La location-vente plus élevée dans des régions de Diourbel (8,5%), Kédougou (7,6%) et Sédhiou (5,4%)
En 2023, parmi les ménages locataires, 85,3% sont en location simple, 13,2% en co-location et 1,5% en location-vente. Quel que soit le milieu de résidence ou la région considérée, la location simple demeure le mode d'occupation dominant des ménages. Parmi les locataires, la proportion de ceux en location simple est plus élevée en milieu urbain (85,6%) qu'en milieu rural (75,5%). En revanche, pour la co-location et la location-vente, les proportions sont importantes en milieu rural (respectivement 17,6% et 6,9%) par rapport au milieu urbain (13,1% et 1,3%). Par ailleurs, les proportions de ménages en situation de location simple sont plus élevées dans les régions de Ziguinchor (88,1%), Dakar (87,2%), Kolda (85,7%), Tambacounda (81,8%), Thiès (80,3%), tandis qu'elles sont plus faibles dans les autres régions, notamment Kaffrine (72,6%), Diourbel (73,7%) et Louga (75,7%). En ce qui concerne les ménages en situation de co-location, les proportions les plus élevées sont observées dans les régions de Kaffrine (25,3%), Louga (21,6%), Kaolack (19,8%), Saint-Louis (19,8%) et Fatick (19,0%). En revanche, les niveaux les plus faibles sont enregistrés dans les régions de Ziguinchor (10,1%), Dakar (11,8%), Kolda (12,4%) et Kédougou (13,1%). La location-vente, bien que globalement faible, atteint des proportions beaucoup plus élevées dans des régions comme Diourbel (8,5%), Kédougou (7,6%) et Sédhiou (5,4%).
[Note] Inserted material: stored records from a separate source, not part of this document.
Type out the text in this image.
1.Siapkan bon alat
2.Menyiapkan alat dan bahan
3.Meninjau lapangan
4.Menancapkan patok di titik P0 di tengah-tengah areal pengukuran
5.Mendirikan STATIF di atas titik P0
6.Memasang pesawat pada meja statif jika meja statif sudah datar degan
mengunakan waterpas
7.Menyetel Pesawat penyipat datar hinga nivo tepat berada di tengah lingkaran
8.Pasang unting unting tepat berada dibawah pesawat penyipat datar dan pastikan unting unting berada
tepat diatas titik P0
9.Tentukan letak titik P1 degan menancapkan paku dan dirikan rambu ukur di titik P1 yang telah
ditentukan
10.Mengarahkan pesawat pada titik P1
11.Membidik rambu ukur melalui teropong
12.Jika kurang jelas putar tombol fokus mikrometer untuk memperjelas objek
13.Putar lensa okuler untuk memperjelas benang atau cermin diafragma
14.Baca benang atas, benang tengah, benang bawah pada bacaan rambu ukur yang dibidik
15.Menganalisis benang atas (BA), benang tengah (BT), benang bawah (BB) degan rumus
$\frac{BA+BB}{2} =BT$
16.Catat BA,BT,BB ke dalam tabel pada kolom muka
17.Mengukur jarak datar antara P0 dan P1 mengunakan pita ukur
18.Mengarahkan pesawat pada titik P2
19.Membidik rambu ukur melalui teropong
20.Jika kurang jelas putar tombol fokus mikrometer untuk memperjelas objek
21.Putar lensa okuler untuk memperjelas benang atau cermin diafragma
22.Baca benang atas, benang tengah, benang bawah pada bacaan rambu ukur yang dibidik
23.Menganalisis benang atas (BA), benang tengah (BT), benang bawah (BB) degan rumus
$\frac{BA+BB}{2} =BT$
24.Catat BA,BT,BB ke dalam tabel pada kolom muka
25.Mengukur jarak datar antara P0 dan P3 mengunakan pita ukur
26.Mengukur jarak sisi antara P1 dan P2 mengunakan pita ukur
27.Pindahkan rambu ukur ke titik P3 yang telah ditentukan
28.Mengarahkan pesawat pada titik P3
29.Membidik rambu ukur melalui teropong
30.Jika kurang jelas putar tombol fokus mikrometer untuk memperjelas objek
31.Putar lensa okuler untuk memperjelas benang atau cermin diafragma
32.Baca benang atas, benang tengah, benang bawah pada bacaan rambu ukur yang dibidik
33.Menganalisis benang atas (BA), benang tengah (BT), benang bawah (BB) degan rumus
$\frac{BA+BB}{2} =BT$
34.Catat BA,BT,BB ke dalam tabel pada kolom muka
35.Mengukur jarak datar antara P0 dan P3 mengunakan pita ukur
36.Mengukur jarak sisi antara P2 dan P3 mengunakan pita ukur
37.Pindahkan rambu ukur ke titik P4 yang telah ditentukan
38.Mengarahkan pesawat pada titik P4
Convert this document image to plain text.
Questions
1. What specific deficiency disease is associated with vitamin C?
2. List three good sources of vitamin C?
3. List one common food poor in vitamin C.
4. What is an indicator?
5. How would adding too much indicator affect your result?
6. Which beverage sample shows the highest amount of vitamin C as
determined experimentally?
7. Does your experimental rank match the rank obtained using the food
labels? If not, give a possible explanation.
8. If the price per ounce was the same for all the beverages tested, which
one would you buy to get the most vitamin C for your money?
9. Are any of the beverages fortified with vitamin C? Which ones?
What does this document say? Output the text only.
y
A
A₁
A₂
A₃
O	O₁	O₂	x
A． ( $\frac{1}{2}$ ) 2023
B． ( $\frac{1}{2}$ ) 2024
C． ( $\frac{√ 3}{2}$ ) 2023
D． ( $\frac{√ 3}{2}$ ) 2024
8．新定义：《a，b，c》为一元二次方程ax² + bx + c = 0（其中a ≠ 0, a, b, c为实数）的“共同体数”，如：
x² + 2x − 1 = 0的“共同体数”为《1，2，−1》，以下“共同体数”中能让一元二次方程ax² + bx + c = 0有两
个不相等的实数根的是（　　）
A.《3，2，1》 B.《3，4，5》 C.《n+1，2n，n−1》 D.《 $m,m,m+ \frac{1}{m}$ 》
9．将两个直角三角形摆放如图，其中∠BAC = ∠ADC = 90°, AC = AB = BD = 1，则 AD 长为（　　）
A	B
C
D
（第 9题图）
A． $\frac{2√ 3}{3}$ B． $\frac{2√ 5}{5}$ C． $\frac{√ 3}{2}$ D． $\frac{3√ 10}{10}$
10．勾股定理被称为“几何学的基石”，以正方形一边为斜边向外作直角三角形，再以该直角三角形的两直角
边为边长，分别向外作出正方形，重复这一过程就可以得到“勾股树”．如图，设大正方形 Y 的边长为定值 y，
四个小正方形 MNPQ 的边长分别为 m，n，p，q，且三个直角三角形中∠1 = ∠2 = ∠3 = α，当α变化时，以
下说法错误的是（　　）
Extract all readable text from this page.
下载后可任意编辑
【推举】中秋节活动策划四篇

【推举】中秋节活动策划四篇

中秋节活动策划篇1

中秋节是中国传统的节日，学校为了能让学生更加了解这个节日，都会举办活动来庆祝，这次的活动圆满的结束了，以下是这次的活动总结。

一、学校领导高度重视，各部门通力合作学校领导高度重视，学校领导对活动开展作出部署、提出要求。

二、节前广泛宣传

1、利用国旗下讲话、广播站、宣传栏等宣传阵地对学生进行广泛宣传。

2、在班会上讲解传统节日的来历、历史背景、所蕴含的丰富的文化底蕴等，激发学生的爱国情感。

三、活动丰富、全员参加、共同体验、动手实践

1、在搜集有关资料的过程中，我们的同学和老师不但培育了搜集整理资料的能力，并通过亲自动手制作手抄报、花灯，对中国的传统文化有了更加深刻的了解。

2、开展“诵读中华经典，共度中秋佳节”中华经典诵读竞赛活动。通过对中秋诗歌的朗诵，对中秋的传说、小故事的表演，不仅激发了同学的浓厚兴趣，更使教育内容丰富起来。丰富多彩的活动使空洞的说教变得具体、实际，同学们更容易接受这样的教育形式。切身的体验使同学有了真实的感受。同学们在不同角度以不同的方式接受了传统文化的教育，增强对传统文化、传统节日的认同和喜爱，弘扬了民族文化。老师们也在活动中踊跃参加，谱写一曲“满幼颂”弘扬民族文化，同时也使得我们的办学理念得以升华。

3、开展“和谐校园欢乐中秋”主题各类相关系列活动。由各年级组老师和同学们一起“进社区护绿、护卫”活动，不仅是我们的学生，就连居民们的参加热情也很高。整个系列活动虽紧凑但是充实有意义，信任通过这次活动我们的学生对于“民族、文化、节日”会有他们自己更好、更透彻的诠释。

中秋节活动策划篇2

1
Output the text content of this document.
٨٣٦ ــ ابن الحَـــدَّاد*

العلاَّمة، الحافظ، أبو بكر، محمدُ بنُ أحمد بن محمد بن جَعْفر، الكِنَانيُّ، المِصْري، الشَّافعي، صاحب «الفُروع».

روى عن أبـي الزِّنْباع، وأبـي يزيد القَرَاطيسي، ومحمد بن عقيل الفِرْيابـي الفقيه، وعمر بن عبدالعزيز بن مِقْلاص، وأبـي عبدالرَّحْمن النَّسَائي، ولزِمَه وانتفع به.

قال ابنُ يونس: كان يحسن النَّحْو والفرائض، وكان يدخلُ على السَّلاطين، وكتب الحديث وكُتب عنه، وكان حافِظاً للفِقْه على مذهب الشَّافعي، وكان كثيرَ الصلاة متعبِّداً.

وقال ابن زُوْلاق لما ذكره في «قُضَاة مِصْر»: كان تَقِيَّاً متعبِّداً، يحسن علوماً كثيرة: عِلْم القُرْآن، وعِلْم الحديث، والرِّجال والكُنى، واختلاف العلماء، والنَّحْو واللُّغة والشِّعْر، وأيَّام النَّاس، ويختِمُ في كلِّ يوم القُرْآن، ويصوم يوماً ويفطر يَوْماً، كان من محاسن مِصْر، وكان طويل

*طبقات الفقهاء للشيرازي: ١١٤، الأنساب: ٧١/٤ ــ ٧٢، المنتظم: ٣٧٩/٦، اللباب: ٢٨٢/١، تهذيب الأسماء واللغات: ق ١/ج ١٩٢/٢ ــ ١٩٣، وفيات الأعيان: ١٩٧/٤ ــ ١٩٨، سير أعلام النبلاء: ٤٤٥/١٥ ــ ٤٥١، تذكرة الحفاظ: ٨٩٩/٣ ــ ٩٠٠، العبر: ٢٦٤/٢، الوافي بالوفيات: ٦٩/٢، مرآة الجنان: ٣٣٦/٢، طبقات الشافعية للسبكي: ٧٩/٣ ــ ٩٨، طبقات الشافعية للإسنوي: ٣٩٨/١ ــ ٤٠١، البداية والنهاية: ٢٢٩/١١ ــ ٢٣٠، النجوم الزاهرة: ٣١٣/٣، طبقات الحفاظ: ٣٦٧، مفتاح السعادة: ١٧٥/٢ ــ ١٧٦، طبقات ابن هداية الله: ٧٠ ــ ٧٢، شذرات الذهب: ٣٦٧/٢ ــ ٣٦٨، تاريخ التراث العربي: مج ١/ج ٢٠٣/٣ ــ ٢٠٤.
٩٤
53,7% des ménages locataires vivent dans la promiscuité
Selon la situation par rapport à la promiscuité, il ressort globalement que plus de la moitié des ménages locataires (53,7%) vivent en situation de promiscuité. A l'exception des ménages en location-vente, les résultats montrent une promiscuité particulièrement marquée parmi les ménages en location simple et ceux en co-location. En effet, la proportion de ménages en situation de surpeuplement atteint 54,2% parmi les co-locataires (dont 31,0% en surpeuplement sévère et 23,2% en surpeuplement modéré) et 53,7% parmi les locataires simples (dont 29,1% en surpeuplement sévère et 24,6% en surpeuplement modéré).